I made two smaller purchase over the last few days:
- Interactive Brokers at ~39,75 USD/Share, 1,4% of the portfolio
- Coface at ~5,70 ER per share, 1,5% of the portfolio
A quick summary of the ideas behind it:
Although I am not a client (yet), i do think that IAB is a very well run company. Clearly there is cost pressure on the fee side but IAB is a leading tech player in that space and is run by an exceptional founder/enterpreneur. Times like these are also great times to acquire new customers. I used today’s announcement regarding a loss due to the Oil price 65 sigma event to buy a starter position for my “Different” bucket of the portfolio.
As a fun fact, founder Thomas Peterfly states in the IR page that he doesn’t want non-users as shareholders because:
Investment by passive investors, and by others who do not use our platform, tends to cause a run up in our share price.
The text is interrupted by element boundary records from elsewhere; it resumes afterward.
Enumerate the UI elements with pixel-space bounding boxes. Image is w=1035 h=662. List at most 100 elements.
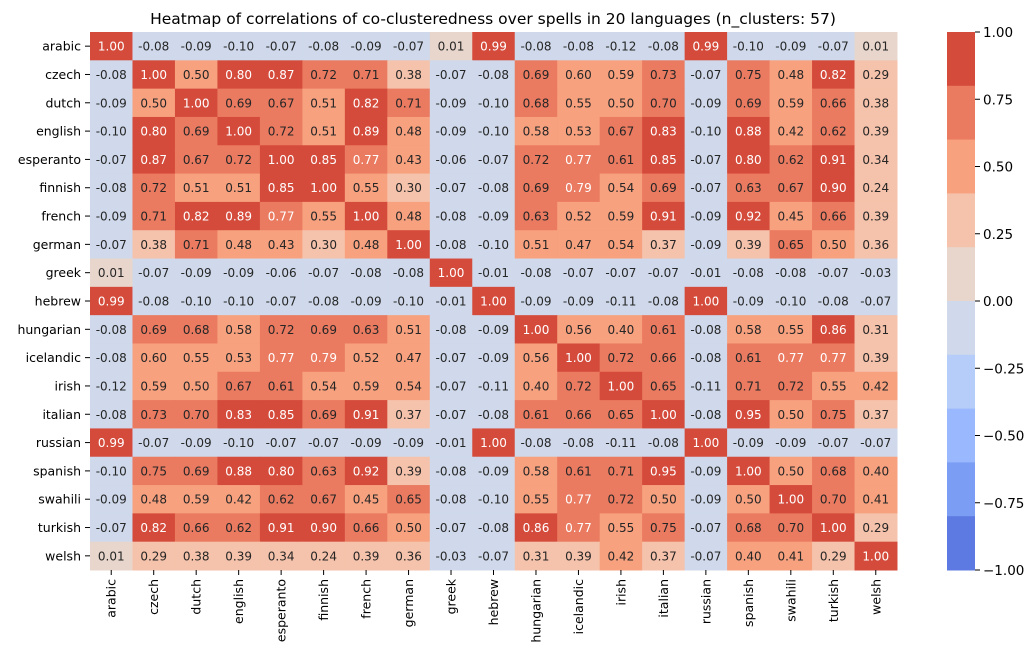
cell-value-label: -0.09 (690, 493, 721, 507)
cell-value-label: 0.77 (777, 351, 804, 365)
colorbar-tick-label: 1.00 (983, 25, 1013, 41)
cell-value-label: 0.66 (820, 210, 847, 224)
colorbar-tick-label: −0.25 (983, 361, 1024, 377)
heatmap-cell-english-german (387, 116, 431, 146)
heatmap-cell-irish-arabic (90, 371, 133, 401)
cell-value-label: 0.68 (523, 96, 550, 110)
colorbar-band (947, 85, 975, 141)
heatmap-cell-english-spanish (727, 116, 771, 146)
x-tick-labels: arabic czech dutch english esperanto finnish f… (104, 570, 883, 643)
cell-value-label: 0.40 (735, 549, 762, 563)
heatmap-cell-english-icelandic (557, 116, 601, 146)
cell-value-label: 0.31 (862, 323, 889, 337)
cell-value-label: 0.77 (268, 351, 295, 365)
heatmap-cell-arabic-hebrew (472, 32, 516, 61)
cell-value-label: 0.88 (735, 125, 762, 139)
heatmap-cell-french-french (344, 201, 388, 231)
heatmap-cell-czech-hungarian (514, 60, 558, 90)
cell-value-label: -0.09 (690, 210, 721, 224)
cell-value-label: -0.01 (435, 436, 466, 450)
heatmap-cell-arabic-dutch (174, 32, 218, 61)
colorbar-band (947, 301, 975, 356)
heatmap-cell-turkish-irish (599, 513, 643, 543)
heatmap-cell-german-german (387, 230, 431, 260)
heatmap-cell-irish-hebrew (472, 371, 516, 401)
cell-value-label: -0.09 (393, 436, 424, 450)
cell-value-label: -0.08 (478, 68, 509, 82)
cell-value-label: 0.67 (225, 379, 252, 393)
heatmap-cell-welsh-dutch (174, 541, 218, 571)
cell-value-label: -0.08 (520, 266, 551, 280)
cell-value-label: 0.69 (140, 323, 167, 337)
cell-value-label: 0.63 (523, 210, 550, 224)
heatmap-cell-welsh-german (387, 541, 431, 571)
heatmap-cell-arabic-czech (132, 32, 176, 61)
cell-value-label: 0.82 (353, 96, 380, 110)
heatmap-cell-czech-english (217, 60, 261, 90)
heatmap-cell-greek-russian (684, 258, 728, 288)
heatmap-cell-hebrew-italian (642, 286, 686, 316)
cell-value-label: -0.10 (181, 295, 212, 309)
heatmap-cell-hebrew-swahili (769, 286, 813, 316)
cell-value-label: 0.58 (225, 323, 252, 337)
colorbar: 1.00 0.75 0.50 0.25 0.00 −0.25 −0.50 −0.75 −1.00 (947, 25, 1024, 579)
y-tick-label-greek: greek (46, 265, 82, 280)
heatmap-cell-czech-welsh (854, 60, 898, 90)
y-tick-label-german: german (33, 237, 81, 252)
heatmap-cell-french-swahili (769, 201, 813, 231)
cell-value-label: -0.11 (478, 379, 509, 393)
heatmap-cell-french-esperanto (259, 201, 303, 231)
x-tick-label-irish: irish (613, 579, 628, 606)
cell-value-label: -0.08 (648, 436, 679, 450)
heatmap-cell-esperanto-arabic (90, 145, 133, 175)
heatmap-cell-hungarian-irish (599, 315, 643, 344)
cell-value-label: -0.07 (393, 40, 424, 54)
y-tick-label-icelandic: icelandic (26, 350, 81, 365)
heatmap-cell-italian-italian (642, 400, 686, 429)
heatmap-cell-dutch-russian (684, 88, 728, 118)
heatmap-cell-icelandic-czech (132, 343, 176, 373)
cell-value-label: 0.48 (140, 493, 167, 507)
cell-value-label: -0.01 (478, 266, 509, 280)
cell-value-label: 0.48 (353, 238, 380, 252)
heatmap-cell-czech-dutch (174, 60, 218, 90)
heatmap-cell-czech-spanish (727, 60, 771, 90)
cell-value-label: 0.67 (183, 153, 210, 167)
heatmap-cell-hungarian-esperanto (259, 315, 303, 344)
heatmap-cell-hungarian-welsh (854, 315, 898, 344)
heatmap-cell-spanish-hebrew (472, 456, 516, 486)
cell-value-label: 0.59 (608, 210, 635, 224)
heatmap-cell-finnish-hungarian (514, 173, 558, 203)
cell-value-label: 0.55 (820, 379, 847, 393)
cell-value-label: 1.00 (98, 40, 125, 54)
cell-value-label: -0.09 (223, 266, 254, 280)
cell-value-label: 0.52 (353, 351, 380, 365)
cell-value-label: 1.00 (225, 125, 252, 139)
cell-value-label: -0.08 (138, 40, 169, 54)
heatmap-cell-hebrew-finnish (302, 286, 346, 316)
heatmap-cell-french-finnish (302, 201, 346, 231)
heatmap-cell-esperanto-irish (599, 145, 643, 175)
heatmap-cell-german-greek (429, 230, 473, 260)
heatmap-cell-russian-german (387, 428, 431, 458)
heatmap-cell-greek-italian (642, 258, 686, 288)
heatmap-cell-arabic-english (217, 32, 261, 61)
cell-value-label: 0.59 (353, 379, 380, 393)
heatmap-cell-french-welsh (854, 201, 898, 231)
heatmap-cell-hebrew-greek (429, 286, 473, 316)
heatmap-cell-czech-german (387, 60, 431, 90)
cell-value-label: 0.91 (268, 521, 295, 535)
heatmap-cell-esperanto-french (344, 145, 388, 175)
heatmap-cell-esperanto-hebrew (472, 145, 516, 175)
cell-value-label: 0.60 (140, 351, 167, 365)
heatmap-cell-turkish-swahili (769, 513, 813, 543)
cell-value-label: 0.30 (310, 238, 337, 252)
heatmap-cell-german-arabic (90, 230, 133, 260)
heatmap-cell-irish-spanish (727, 371, 771, 401)
cell-value-label: 0.72 (268, 125, 295, 139)
cell-value-label: 0.75 (735, 68, 762, 82)
heatmap-cell-finnish-turkish (812, 173, 856, 203)
colorbar-band (947, 32, 975, 87)
heatmap-cell-italian-english (217, 400, 261, 429)
colorbar-band (947, 193, 975, 248)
This makes it more difficult for our clients to purchase our shares.
You may be considering investing in IBKR. We would like to ask you not to buy our shares unless you become an active user of our platform prior to doing so.
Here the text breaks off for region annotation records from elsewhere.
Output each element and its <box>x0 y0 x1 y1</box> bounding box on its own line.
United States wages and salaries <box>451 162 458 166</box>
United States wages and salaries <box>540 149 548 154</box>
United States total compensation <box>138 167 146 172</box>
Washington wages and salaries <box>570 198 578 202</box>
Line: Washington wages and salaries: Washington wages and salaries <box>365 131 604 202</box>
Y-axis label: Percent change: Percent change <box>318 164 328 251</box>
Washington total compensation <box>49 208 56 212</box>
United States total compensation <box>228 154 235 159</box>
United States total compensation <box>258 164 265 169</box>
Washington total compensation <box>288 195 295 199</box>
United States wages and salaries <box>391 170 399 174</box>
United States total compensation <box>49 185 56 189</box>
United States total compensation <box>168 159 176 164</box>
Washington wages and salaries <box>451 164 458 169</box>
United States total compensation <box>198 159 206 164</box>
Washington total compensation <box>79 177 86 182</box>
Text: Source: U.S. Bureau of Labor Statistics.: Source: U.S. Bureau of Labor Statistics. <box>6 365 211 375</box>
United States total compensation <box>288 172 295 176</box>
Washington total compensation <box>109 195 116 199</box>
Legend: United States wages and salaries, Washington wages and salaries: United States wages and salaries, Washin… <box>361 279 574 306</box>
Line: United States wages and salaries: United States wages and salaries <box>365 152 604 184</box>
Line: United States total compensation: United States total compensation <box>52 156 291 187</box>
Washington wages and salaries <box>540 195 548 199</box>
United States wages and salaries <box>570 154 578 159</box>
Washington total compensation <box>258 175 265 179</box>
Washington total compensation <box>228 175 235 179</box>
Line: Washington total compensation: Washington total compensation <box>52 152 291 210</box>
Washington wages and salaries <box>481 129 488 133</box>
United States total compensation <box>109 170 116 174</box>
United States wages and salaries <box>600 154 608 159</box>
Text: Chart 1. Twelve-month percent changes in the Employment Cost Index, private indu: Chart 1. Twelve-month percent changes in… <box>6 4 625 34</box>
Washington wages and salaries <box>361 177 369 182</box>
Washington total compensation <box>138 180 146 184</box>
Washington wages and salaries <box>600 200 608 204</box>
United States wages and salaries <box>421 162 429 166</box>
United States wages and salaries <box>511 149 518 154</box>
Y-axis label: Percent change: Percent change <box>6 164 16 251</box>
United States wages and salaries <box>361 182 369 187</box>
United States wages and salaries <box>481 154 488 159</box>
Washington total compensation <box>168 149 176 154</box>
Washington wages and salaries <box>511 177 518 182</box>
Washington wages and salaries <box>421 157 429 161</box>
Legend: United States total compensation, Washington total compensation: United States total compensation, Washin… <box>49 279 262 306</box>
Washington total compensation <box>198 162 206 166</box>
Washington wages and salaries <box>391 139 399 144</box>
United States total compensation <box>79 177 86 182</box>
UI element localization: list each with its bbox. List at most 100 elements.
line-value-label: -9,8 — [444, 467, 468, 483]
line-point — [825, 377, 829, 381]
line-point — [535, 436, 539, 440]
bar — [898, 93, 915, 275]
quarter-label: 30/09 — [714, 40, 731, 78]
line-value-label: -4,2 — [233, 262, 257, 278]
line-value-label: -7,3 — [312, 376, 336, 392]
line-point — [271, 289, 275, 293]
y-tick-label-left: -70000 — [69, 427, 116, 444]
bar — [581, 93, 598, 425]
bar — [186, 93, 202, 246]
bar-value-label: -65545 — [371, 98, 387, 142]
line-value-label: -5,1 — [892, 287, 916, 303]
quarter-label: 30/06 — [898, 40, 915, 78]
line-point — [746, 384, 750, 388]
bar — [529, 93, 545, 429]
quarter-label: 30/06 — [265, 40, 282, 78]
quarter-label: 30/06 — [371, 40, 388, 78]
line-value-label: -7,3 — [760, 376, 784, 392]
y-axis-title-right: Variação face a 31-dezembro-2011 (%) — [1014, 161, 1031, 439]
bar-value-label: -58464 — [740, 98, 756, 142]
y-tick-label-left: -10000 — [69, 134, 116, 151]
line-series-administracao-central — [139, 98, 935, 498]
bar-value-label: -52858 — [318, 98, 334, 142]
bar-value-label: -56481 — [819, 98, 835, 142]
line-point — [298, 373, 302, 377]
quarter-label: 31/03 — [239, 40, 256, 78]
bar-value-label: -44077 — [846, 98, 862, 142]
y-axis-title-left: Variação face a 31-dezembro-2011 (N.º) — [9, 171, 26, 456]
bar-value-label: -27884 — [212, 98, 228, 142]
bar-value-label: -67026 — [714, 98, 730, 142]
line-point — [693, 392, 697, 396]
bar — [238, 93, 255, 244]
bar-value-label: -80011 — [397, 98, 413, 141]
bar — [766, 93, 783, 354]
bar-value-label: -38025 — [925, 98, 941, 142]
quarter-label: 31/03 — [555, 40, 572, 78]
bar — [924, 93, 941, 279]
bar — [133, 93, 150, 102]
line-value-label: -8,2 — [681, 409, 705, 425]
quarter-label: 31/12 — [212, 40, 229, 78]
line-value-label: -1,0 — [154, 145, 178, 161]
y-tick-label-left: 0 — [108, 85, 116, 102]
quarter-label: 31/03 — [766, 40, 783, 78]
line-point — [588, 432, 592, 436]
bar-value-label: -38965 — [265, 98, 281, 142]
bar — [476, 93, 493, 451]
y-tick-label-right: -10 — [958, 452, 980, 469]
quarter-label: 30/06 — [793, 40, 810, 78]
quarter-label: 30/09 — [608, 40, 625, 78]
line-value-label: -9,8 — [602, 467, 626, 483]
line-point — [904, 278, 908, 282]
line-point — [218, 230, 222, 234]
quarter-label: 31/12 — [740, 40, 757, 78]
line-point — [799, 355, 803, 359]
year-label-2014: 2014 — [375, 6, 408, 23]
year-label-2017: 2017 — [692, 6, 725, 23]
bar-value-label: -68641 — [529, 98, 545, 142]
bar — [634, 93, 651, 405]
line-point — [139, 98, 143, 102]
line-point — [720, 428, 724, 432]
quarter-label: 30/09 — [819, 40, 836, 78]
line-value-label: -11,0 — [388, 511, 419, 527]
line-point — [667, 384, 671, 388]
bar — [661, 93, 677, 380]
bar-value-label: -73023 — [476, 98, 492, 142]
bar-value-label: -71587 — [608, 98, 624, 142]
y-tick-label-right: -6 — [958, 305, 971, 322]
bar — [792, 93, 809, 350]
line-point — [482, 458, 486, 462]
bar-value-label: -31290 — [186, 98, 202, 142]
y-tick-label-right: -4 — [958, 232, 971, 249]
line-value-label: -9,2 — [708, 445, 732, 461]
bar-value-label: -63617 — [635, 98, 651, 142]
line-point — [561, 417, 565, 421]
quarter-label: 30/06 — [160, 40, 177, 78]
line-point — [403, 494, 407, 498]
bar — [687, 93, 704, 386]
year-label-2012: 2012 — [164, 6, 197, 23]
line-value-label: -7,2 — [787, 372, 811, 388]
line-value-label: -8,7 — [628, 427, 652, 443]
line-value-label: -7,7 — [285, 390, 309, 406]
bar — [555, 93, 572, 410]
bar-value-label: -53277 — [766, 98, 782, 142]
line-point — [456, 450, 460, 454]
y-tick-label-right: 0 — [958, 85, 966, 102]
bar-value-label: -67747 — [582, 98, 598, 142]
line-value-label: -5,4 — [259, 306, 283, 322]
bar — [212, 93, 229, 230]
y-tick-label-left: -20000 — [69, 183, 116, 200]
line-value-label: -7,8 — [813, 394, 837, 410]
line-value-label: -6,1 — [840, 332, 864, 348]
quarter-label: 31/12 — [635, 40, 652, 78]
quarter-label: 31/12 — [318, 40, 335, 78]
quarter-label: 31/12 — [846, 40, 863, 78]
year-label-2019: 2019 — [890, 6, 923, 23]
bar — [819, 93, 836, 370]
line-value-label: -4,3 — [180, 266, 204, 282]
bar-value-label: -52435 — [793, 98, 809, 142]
So please don’t tell him that I violated this rule….
I owned the company before as a special situation and made a decent profit. For the business model etc. please read the old post as not a lot has changed, only that the market leader Euler-Hermes is not listed anymore.
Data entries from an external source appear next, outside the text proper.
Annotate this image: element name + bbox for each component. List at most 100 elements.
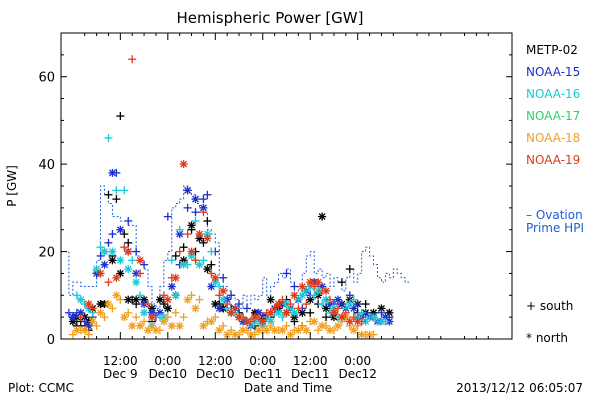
- north-marker: [199, 203, 208, 212]
- north-marker: [290, 308, 299, 317]
- south-marker: [199, 195, 208, 204]
- south-marker: [96, 243, 105, 252]
- south-marker: [282, 321, 291, 330]
- north-marker: [116, 269, 125, 278]
- north-marker: [290, 291, 299, 300]
- legend-entry-metp-02: METP-02: [526, 43, 578, 57]
- south-marker: [227, 326, 236, 335]
- north-marker: [345, 300, 354, 309]
- south-marker: [377, 308, 386, 317]
- south-marker: [171, 308, 180, 317]
- y-tick-label: 40: [38, 158, 55, 173]
- south-marker: [191, 208, 200, 217]
- y-tick-label: 20: [38, 246, 55, 261]
- north-marker: [151, 326, 160, 335]
- south-marker: [195, 295, 204, 304]
- north-marker: [136, 321, 145, 330]
- north-marker: [377, 317, 386, 326]
- north-marker: [159, 317, 168, 326]
- south-marker: [215, 291, 224, 300]
- south-marker: [306, 308, 315, 317]
- north-marker: [179, 260, 188, 269]
- south-marker: [219, 321, 228, 330]
- north-marker: [112, 291, 121, 300]
- south-marker: [326, 295, 335, 304]
- south-marker: [337, 300, 346, 309]
- south-marker: [270, 304, 279, 313]
- x-tick-date: Dec11: [291, 367, 330, 381]
- north-marker: [227, 308, 236, 317]
- y-tick-label: 0: [47, 333, 55, 348]
- south-marker: [84, 330, 93, 339]
- north-marker: [187, 247, 196, 256]
- north-marker: [84, 300, 93, 309]
- north-marker: [72, 326, 81, 335]
- north-marker: [266, 317, 275, 326]
- south-marker: [104, 278, 113, 287]
- north-marker: [203, 234, 212, 243]
- south-marker: [167, 256, 176, 265]
- north-marker: [132, 295, 141, 304]
- north-marker: [282, 308, 291, 317]
- north-marker: [116, 225, 125, 234]
- south-marker: [266, 321, 275, 330]
- north-marker: [175, 321, 184, 330]
- north-marker: [357, 330, 366, 339]
- south-marker: [147, 321, 156, 330]
- north-marker: [80, 326, 89, 335]
- south-marker: [199, 238, 208, 247]
- south-marker: [68, 330, 77, 339]
- north-marker: [365, 330, 374, 339]
- south-marker: [104, 238, 113, 247]
- north-marker: [333, 295, 342, 304]
- legend-north: * north: [526, 331, 568, 345]
- south-marker: [282, 269, 291, 278]
- north-marker: [329, 308, 338, 317]
- south-marker: [183, 230, 192, 239]
- south-marker: [96, 251, 105, 260]
- north-marker: [318, 212, 327, 221]
- north-marker: [187, 221, 196, 230]
- north-marker: [250, 313, 259, 322]
- south-marker: [163, 313, 172, 322]
- north-marker: [183, 295, 192, 304]
- x-tick-time: 12:00: [293, 354, 328, 368]
- north-marker: [104, 300, 113, 309]
- legend: METP-02 NOAA-15 NOAA-16 NOAA-17 NOAA-18 NOAA-…: [526, 43, 584, 345]
- south-marker: [345, 265, 354, 274]
- south-marker: [341, 308, 350, 317]
- south-marker: [207, 269, 216, 278]
- south-marker: [72, 291, 81, 300]
- x-tick-date: Dec10: [196, 367, 235, 381]
- south-marker: [298, 321, 307, 330]
- north-marker: [76, 295, 85, 304]
- north-marker: [235, 313, 244, 322]
- south-marker: [104, 133, 113, 142]
- north-marker: [314, 278, 323, 287]
- y-axis-label: P [GW]: [5, 165, 19, 207]
- south-marker: [112, 186, 121, 195]
- south-marker: [124, 216, 133, 225]
- north-marker: [100, 260, 109, 269]
- x-tick-date: Dec12: [338, 367, 377, 381]
- south-marker: [132, 247, 141, 256]
- south-marker: [349, 295, 358, 304]
- south-marker: [294, 304, 303, 313]
- south-marker: [235, 300, 244, 309]
- north-marker: [266, 308, 275, 317]
- south-marker: [302, 300, 311, 309]
- south-marker: [318, 300, 327, 309]
- north-marker: [318, 321, 327, 330]
- south-marker: [175, 247, 184, 256]
- north-marker: [322, 286, 331, 295]
- south-marker: [322, 313, 331, 322]
- north-marker: [92, 265, 101, 274]
- south-marker: [187, 291, 196, 300]
- north-marker: [136, 256, 145, 265]
- north-marker: [171, 273, 180, 282]
- south-marker: [223, 300, 232, 309]
- south-marker: [124, 238, 133, 247]
- south-marker: [163, 212, 172, 221]
- north-marker: [262, 326, 271, 335]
Coface will be hit during this crisis badly, this is for sure. How badly, no one knows. However one thing changed over the last few days: Many Governments have created special assistence programs/guarantees for credit insurance for instance:
Although I have no visibility on how this actually play out, I am willing to make a small “punt” here. Why ? Trade Credit insurance over the last years was in competition with other forms of Supply chain finance and more often than not companies asked “why do I need this at all ?”
The current crisis clearly demonstrates the benefits of these policies as funding for alternatives dries up and the Government aid could also be interpreted as a government sponsored customer acquisition program.
As far as I have seen, these Government announcements had zero effects on the share price. I do think this guarantees are worth something.
Plus, the credit insurers have build up some decent buffers and as elsewhere in insurance, a real “cat event” will increase premiums going forward. I was clearly to early but I am willing to add in the coming days for a “counter cyclical” special situation.